REPUBLIKA.CO.ID, WASHINGTON – Selama masa terakhirnya menjabat, Menteri Luar Negeri Amerika Serikat Mike Pompeo telah menghantam China dengan sanksi baru. Dia menyatakan kebijakan China terhadap Muslim dan etnis minoritas di Provinsi Xinjiang barat merupakan bentuk genosida.
Pompeo membuat keputusannya pada Selasa, hanya 24 jam sebelum Presiden terpilih Joe Biden menjabat. Tidak ada tanggapan dari tim Biden, meskipun beberapa anggota telah bersimpati dengan penunjukan seperti itu di masa lalu. Banyak dari mereka yang dituduh mengambil bagian dalam penindasan di Xinjiang sudah berada di bawah sanksi AS.
Sejak tahun lalu, pemerintah terus meningkatkan tekanan terhadap Beijing, menjatuhkan sanksi kepada banyak pejabat dan perusahaan atas aktivitas mereka di Taiwan, Tibet, Hong Kong, dan Laut China Selatan.
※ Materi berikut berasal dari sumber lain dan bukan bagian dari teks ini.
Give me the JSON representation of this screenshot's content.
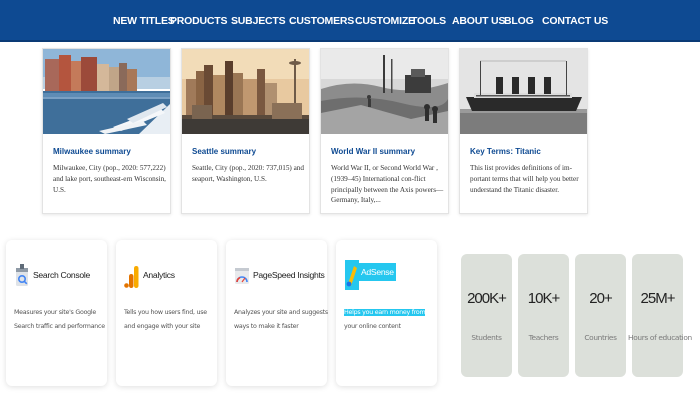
{
  "nav": {
    "items": [
      {
        "label": "NEW TITLES",
        "caret": false
      },
      {
        "label": "PRODUCTS",
        "caret": true
      },
      {
        "label": "SUBJECTS",
        "caret": true
      },
      {
        "label": "CUSTOMERS",
        "caret": true
      },
      {
        "label": "CUSTOMIZE",
        "caret": false
      },
      {
        "label": "TOOLS",
        "caret": false
      },
      {
        "label": "ABOUT US",
        "caret": false
      },
      {
        "label": "BLOG",
        "caret": false
      },
      {
        "label": "CONTACT US",
        "caret": false
      }
    ],
    "caret_glyph": "⌄",
    "background": "#0e4a92"
  },
  "cards": [
    {
      "title": "Milwaukee summary",
      "description": "Milwaukee, City (pop., 2020: 577,222) and lake port, southeast-ern Wisconsin, U.S."
    },
    {
      "title": "Seattle summary",
      "description": "Seattle, City (pop., 2020: 737,015) and seaport, Washington, U.S."
    },
    {
      "title": "World War II summary",
      "description": "World War II, or Second World War , (1939–45) International con-flict principally between the Axis powers—Germany, Italy,..."
    },
    {
      "title": "Key Terms: Titanic",
      "description": "This list provides definitions of im-portant terms that will help you better understand the Titanic disaster."
    }
  ],
  "tools": [
    {
      "name": "Search Console",
      "icon": "search-console-icon",
      "description": "Measures your site's Google Search traffic and performance"
    },
    {
      "name": "Analytics",
      "icon": "analytics-icon",
      "description": "Tells you how users find, use and engage with your site"
    },
    {
      "name": "PageSpeed Insights",
      "icon": "pagespeed-icon",
      "description": "Analyzes your site and suggests ways to make it faster"
    },
    {
      "name": "AdSense",
      "icon": "adsense-icon",
      "description_highlight": "Helps you earn money from",
      "description_rest": "your online content"
    }
  ],
  "stats": [
    {
      "value": "200K+",
      "label": "Students"
    },
    {
      "value": "10K+",
      "label": "Teachers"
    },
    {
      "value": "20+",
      "label": "Countries"
    },
    {
      "value": "25M+",
      "label": "Hours of education"
    }
  ],
  "colors": {
    "link_blue": "#0e4a92",
    "highlight_cyan": "#25c7ef",
    "stat_bg": "#dce0da"
  }
}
Hukuman itu semakin keras sejak awal tahun lalu ketika Presiden Donald Trump dan Pompeo mulai menuduh China berusaha menutupi pandemi virus corona.
Tepat pada Sabtu, Pompeo mencabut pembatasan pada kontak diplomatik AS dengan pejabat Taiwan. Langkah ini memicu teguran keras dari China yang menganggap pulau itu sebagai provinsi pemberontak.
Dikutip Daily Sabah pada Rabu (20/1), lima hari lalu pemerintah mengumumkan akan menghentikan impor kapas dan tomat dari Xinjiang. Patroli Perbatasan AS mengatakan mereka akan memblokir produk dari sana yang dicurigai diproduksi dengan kerja paksa.
Xinjiang adalah pemasok kapas global utama sehingga pesanan tersebut dapat berdampak signifikan pada perdagangan internasional. Pemerintahan Trump telah memblokir impor dari masing-masing perusahaan yang terkait dengan kerja paksa di wilayah tersebut. AS telah menjatuhkan sanksi kepada pejabat partai komunis yang memiliki peran penting di kampanye.
Menurut pejabat AS dan kelompok hak asasi manusia, China telah memenjarakan lebih dari satu juta orang, termasuk Uighur yang sebagian besar Muslim di jaringan kamp konsentrasi yang luas. Orang-orang menjadi sasaran penyiksaan, sterilisasi, dan indoktrinasi politik.
China membantah semua tuduhan itu. Namun kerja paksa Uighur telah dikaitkan dengan pelaporan dari The Associated Press ke berbagai produk yang diimpor ke AS, termasuk pakaian dan barang elektronik seperti kamera dan monitor komputer.
China mengatakan kebijakannya di Xinjiang hanya bertujuan untuk mempromosikan pembangunan ekonomi dan sosial di wilayah tersebut dan membasmi radikalisme. China juga menolak kritik atas apa yang dianggap sebagai urusan internalnya.